ABSTRACT

The question of how, or if, religious traditions might affect the possibility of successful democratisation has been hotly debated for several decades. During the immediate post-war years many writers stressed the importance of political culture in explaining the success or otherwise of democratisation and some focused on the ways in which religious traditions fed into the making of any country’s political culture. More recently a ‘new orthodoxy’ has emerged which concentrates on institutional or economic factors in the making of democracy and tends to see the impact of cultural factors as marginal or irrelevant. Few authors analysing the ‘third wave’ give much space to religion, except in discussing countries such as Poland where institutional religion played a role in undermining authoritarian regimes.

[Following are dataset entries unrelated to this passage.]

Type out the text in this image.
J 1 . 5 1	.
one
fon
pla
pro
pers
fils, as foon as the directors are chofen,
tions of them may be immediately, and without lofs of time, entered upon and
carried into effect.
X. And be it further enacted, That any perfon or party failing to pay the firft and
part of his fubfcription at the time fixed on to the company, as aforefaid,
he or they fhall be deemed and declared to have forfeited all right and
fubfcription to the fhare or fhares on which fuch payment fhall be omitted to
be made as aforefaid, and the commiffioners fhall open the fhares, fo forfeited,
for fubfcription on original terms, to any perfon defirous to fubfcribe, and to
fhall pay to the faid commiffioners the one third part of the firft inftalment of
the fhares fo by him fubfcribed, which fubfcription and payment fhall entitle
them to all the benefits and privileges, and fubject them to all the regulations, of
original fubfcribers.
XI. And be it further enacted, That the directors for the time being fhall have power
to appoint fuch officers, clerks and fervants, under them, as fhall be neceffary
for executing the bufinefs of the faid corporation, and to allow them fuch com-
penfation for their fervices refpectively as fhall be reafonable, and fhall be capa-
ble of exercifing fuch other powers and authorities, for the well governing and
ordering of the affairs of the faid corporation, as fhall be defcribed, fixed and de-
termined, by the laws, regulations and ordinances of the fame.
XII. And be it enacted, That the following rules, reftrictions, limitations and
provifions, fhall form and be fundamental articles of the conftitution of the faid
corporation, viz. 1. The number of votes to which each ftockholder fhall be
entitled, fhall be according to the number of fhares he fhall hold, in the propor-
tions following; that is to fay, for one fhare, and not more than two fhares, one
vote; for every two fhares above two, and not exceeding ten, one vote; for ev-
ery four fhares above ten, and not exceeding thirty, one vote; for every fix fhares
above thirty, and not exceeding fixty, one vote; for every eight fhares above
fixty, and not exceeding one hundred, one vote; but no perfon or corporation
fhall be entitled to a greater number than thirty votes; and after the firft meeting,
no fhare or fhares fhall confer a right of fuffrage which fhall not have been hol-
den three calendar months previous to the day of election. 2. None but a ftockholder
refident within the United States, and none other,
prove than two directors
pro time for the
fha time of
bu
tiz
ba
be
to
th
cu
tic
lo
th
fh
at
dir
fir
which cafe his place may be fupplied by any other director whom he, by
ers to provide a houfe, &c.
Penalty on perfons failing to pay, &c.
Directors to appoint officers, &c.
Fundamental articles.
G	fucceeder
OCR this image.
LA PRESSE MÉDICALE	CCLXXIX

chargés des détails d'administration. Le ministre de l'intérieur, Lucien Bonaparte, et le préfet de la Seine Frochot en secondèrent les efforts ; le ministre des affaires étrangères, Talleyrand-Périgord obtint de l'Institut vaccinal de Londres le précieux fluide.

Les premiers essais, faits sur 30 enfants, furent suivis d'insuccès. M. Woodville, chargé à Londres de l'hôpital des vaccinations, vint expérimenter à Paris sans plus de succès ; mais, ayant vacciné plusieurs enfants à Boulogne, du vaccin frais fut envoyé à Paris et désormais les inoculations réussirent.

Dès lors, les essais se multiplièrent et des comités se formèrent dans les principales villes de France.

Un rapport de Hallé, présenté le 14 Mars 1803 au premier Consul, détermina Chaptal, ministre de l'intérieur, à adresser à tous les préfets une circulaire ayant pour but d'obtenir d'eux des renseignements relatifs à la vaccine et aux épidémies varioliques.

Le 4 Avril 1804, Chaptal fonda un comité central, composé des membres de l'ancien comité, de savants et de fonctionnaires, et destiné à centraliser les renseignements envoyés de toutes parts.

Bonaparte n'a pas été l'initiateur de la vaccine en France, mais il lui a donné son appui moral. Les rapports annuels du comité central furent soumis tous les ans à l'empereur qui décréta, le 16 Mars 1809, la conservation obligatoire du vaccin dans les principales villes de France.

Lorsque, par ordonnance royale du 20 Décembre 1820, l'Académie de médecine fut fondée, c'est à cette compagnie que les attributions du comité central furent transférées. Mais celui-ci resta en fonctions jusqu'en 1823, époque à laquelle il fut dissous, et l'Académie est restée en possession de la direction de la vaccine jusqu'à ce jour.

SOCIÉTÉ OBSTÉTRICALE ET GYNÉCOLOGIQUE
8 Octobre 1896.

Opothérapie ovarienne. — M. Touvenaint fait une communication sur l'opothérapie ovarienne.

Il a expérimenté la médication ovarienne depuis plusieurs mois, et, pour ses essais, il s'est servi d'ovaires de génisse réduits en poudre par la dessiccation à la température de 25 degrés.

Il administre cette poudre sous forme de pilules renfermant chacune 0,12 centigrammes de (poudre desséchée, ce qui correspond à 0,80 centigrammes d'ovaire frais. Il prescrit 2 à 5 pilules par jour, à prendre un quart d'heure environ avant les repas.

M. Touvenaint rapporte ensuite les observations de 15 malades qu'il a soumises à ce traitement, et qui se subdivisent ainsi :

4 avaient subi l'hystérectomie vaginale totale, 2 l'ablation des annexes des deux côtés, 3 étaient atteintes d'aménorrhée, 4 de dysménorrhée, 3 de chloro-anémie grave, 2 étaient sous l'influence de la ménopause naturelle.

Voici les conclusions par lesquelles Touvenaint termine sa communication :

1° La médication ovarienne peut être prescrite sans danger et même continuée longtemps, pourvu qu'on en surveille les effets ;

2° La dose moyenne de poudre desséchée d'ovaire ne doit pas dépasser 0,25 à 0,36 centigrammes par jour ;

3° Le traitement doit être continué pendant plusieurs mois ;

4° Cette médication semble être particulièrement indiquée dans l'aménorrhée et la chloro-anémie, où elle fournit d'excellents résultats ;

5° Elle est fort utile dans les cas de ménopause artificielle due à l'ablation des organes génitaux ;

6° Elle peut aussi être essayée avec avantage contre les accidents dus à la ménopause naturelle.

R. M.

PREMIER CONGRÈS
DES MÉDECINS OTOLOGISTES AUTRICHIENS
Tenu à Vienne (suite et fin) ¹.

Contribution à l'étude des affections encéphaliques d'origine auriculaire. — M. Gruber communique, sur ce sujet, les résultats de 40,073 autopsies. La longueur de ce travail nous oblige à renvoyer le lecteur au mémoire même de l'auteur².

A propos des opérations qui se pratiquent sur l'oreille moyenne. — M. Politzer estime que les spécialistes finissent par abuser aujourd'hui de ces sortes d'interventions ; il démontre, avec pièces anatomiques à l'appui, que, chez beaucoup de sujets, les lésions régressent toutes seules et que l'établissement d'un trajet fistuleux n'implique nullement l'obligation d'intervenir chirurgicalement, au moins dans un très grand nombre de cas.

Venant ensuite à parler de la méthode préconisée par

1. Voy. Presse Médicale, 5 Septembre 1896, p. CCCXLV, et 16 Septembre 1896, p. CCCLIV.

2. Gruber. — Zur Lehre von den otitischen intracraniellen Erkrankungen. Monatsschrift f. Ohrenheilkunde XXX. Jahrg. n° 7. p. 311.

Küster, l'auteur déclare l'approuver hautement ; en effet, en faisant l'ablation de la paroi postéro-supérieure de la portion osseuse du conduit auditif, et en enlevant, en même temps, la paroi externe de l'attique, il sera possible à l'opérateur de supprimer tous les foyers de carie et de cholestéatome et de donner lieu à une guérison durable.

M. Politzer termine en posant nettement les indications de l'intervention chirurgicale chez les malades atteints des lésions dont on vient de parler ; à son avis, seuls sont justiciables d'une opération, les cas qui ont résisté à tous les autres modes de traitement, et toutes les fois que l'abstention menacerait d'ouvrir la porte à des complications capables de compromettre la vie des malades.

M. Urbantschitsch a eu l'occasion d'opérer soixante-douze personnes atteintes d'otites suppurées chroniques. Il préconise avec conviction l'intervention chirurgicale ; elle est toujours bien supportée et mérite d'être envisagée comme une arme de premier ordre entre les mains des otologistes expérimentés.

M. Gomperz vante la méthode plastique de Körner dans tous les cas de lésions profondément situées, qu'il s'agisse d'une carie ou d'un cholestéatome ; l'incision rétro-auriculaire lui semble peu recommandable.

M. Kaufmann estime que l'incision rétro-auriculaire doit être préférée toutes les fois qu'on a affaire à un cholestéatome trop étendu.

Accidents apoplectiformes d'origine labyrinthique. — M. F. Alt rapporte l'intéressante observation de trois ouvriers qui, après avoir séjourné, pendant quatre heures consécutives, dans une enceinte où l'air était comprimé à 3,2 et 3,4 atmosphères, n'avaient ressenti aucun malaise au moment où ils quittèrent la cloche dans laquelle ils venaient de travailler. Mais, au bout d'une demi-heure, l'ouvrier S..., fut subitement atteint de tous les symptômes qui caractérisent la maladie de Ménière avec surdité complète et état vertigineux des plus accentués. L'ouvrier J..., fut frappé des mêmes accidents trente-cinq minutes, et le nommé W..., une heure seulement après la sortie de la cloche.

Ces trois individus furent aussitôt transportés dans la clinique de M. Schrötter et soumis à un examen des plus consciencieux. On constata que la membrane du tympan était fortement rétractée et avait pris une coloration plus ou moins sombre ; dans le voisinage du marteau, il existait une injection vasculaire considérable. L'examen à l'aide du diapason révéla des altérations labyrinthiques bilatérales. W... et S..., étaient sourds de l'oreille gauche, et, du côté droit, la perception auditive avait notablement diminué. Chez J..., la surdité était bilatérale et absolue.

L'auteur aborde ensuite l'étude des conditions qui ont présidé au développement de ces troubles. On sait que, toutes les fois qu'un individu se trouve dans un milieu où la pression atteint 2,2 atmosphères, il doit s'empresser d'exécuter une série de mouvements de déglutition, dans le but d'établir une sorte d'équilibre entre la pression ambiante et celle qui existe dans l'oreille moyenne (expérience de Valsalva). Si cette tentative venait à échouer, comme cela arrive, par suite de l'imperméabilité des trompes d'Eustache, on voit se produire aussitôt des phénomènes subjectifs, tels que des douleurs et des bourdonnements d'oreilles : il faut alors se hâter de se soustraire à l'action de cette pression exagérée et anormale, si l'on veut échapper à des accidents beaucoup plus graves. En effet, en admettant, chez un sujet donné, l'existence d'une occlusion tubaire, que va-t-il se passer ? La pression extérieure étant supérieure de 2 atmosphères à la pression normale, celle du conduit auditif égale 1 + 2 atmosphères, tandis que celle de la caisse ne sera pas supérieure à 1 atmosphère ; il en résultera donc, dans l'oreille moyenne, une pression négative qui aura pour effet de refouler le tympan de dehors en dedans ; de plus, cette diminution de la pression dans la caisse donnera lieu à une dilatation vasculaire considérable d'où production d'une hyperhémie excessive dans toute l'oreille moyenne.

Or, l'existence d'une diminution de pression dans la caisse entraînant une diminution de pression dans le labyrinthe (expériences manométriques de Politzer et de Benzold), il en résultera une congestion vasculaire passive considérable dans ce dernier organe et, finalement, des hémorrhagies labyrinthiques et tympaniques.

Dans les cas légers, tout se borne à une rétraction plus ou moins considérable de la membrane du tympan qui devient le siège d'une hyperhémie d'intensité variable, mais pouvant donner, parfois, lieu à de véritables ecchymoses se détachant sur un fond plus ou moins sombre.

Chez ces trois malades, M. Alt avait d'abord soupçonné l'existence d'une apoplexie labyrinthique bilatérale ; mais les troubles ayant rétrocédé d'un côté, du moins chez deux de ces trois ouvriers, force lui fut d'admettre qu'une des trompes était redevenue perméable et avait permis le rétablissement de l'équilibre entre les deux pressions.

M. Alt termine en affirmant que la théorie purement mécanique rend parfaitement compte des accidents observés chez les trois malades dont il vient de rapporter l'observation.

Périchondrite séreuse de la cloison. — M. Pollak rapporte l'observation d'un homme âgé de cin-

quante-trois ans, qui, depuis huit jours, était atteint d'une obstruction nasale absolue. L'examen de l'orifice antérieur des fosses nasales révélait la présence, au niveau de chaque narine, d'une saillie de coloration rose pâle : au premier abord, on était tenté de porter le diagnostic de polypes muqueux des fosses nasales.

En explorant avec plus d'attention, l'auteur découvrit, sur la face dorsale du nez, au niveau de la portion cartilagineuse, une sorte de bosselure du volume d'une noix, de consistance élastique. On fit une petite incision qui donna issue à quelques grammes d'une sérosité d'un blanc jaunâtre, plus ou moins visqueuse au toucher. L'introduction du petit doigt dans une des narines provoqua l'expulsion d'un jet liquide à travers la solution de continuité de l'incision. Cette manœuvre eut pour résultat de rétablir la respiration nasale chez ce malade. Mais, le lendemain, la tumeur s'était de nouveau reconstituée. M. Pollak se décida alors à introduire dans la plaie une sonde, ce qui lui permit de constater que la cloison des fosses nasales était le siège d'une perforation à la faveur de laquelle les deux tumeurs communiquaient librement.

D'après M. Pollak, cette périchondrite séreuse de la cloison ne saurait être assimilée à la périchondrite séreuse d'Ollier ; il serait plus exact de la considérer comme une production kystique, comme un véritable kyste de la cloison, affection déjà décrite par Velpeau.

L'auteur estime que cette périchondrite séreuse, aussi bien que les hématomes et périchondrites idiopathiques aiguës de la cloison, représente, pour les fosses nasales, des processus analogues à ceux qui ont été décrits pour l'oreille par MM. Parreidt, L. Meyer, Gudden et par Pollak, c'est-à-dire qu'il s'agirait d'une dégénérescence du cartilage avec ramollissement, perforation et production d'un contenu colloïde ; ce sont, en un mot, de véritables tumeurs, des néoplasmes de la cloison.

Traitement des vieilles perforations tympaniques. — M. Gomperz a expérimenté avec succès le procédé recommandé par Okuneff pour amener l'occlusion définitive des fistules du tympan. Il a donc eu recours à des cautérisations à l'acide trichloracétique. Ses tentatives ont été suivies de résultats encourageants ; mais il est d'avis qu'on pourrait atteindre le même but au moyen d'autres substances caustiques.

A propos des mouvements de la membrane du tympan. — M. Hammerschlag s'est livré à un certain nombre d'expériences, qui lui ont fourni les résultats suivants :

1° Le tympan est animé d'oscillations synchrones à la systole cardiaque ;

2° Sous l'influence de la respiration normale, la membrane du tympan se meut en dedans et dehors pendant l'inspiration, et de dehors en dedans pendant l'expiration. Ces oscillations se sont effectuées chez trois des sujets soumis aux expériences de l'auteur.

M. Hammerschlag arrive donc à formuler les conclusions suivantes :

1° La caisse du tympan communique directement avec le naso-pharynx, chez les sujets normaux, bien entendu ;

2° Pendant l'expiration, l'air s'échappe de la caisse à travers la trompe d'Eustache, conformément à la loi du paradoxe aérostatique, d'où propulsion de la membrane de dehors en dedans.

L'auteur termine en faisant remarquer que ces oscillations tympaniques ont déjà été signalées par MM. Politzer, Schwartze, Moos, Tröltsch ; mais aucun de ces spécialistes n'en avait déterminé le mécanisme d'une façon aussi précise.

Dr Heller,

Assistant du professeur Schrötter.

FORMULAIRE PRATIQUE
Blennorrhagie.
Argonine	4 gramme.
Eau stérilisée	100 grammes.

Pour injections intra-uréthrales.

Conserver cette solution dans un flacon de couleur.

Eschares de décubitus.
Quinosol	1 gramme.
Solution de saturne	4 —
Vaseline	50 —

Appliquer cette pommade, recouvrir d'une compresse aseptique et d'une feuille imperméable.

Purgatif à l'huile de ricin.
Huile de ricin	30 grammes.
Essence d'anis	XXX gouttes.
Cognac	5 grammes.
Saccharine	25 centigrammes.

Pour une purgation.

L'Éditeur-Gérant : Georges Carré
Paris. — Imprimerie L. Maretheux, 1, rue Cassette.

Juan Linz and Alfred Stepan, analysing the East European experience, suggest that religion is a hypothesis that one can do without because other factors are sufficient to explain the differential results of democratisation in the region (Linz and Stepan 1996: 452-453). In similar vein Fred Halliday argues that the barriers to democracy in Islamic countries have to do with ‘certain other social and political

features that their societies share. … Though some of these features tend to be legitimised in terms of Islamic doctrine, there is nothing specifically “Islamic” about them’ (Halliday 1996: 116). By way of contrast Samuel Huntington has seen religion as crucial in defining the civilisational blocs into which he claims the world is divided and has argued that religious tradition does have an impact upon the likely success of democratisation efforts (Huntington 1991, 1996).